To make the space just inside the synagogue entrance more welcoming, “we decided to get out of the gift business and into the coffee business,” Amsler said. Any time except Shabbat, people can help themselves at a single-serve coffee machine and use the WiFi.

In the conversion, The Temple left space along the walls for a small gift shop to provide congregants’ necessities, but Amsler said ModernTribe was the only Judaica store that showed any interest in the opportunity.

“ModernTribe was a godsend in some sense,” Amsler said, explaining that Rivlin Roberts provided all the answers The Temple needed.

The shop requires no staffing. All the merchandise is on open shelves. Customers browse, take what they want and check themselves out on an intuitive iPad-based credit card system, which helps Rivlin Roberts monitor inventory. The Temple offered to install locked glass doors on the shelves to prevent theft, but that setup would have required someone to be available to unlock the cabinets for any sales, undermining the self-service model.

Rivlin Roberts said that because it’s a synagogue, she thinks the honor system has a good chance to work. The presence of a security guard a few steps away at the synagogue doors should help, as should the fact that The Temple gets 10 percent of all sales.

“I was very flattered that The Temple reached out to ModernTribe,” even though she had initial skepticism about the idea, Rivlin Roberts said. “They thought ModernTribe had cachet and people would be more excited.”

So she invested about $500 in the iPad and related equipment and in signage for the satellite shop, which she stocked with about $3,500 worth of merchandise.

She’s hopeful that the Temple partnership will prove profitable itself and spark additional sales online or at her main store through the marketing value of having the ModernTribe name and products in a prominent place.

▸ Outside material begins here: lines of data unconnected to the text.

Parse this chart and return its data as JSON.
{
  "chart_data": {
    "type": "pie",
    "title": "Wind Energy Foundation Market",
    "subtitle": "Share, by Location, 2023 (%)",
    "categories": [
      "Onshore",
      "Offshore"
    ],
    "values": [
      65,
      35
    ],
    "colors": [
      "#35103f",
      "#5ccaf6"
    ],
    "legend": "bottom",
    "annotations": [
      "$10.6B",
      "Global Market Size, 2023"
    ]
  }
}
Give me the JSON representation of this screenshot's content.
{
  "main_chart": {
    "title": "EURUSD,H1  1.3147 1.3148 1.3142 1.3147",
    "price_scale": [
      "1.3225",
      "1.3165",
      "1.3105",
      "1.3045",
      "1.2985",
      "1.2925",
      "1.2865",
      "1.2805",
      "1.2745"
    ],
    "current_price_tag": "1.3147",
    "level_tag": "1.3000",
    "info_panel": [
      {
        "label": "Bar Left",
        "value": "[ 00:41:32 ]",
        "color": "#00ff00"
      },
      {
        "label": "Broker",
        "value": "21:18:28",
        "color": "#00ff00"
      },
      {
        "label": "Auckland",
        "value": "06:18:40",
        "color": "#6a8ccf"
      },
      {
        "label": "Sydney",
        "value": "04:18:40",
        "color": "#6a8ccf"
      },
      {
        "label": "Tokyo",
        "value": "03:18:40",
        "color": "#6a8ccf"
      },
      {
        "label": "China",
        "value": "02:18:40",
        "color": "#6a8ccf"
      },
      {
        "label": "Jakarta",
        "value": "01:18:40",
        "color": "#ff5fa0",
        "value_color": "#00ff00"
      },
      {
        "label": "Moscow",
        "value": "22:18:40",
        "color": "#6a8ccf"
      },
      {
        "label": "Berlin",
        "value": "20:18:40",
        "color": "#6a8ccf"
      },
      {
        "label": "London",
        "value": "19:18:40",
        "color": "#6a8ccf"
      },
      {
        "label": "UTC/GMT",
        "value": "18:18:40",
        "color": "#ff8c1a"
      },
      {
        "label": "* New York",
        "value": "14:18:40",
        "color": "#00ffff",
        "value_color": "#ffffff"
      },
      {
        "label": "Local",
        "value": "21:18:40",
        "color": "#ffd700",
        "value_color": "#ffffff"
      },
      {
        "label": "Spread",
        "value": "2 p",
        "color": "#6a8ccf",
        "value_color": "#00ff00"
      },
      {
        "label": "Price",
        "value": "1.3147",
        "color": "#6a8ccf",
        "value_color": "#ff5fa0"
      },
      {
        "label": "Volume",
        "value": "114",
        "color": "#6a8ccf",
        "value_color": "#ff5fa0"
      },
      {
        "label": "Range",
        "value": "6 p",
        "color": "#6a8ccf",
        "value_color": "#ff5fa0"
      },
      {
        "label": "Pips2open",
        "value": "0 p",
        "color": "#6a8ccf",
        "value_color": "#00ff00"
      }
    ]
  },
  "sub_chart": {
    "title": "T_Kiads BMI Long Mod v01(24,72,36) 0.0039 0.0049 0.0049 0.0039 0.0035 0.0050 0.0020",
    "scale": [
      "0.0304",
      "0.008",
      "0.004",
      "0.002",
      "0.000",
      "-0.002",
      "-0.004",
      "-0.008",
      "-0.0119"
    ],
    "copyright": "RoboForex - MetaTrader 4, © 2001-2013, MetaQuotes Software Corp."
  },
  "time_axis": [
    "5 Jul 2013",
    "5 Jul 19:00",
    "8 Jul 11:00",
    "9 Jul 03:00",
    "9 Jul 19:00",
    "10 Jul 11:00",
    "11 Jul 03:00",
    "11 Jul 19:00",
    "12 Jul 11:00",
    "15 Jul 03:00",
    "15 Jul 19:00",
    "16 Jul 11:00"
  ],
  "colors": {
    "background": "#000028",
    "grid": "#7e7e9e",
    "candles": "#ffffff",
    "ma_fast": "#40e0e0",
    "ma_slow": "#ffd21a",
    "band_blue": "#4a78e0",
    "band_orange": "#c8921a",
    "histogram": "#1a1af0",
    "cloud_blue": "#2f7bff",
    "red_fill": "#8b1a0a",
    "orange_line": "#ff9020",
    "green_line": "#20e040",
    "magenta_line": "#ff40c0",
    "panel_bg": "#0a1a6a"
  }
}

But the big payoff could come from replicating the model.

If the self-serve store works — if theft isn’t a problem and if technical glitches such as the power cord being disconnected are solved — Rivlin Roberts said she’d love to have 25 to 50 similar locations in synagogues and other Jewish facilities that want to provide the service of Judaica sales but haven’t been able to make gift shops work.

She said that expanded retail footprint also would enable ModernTribe to increase its product development, which now consists largely of T-shirts.

“It’s open, and Chanukah is a good time to test it,” Rivlin Roberts said. “Then we’ll go from there.”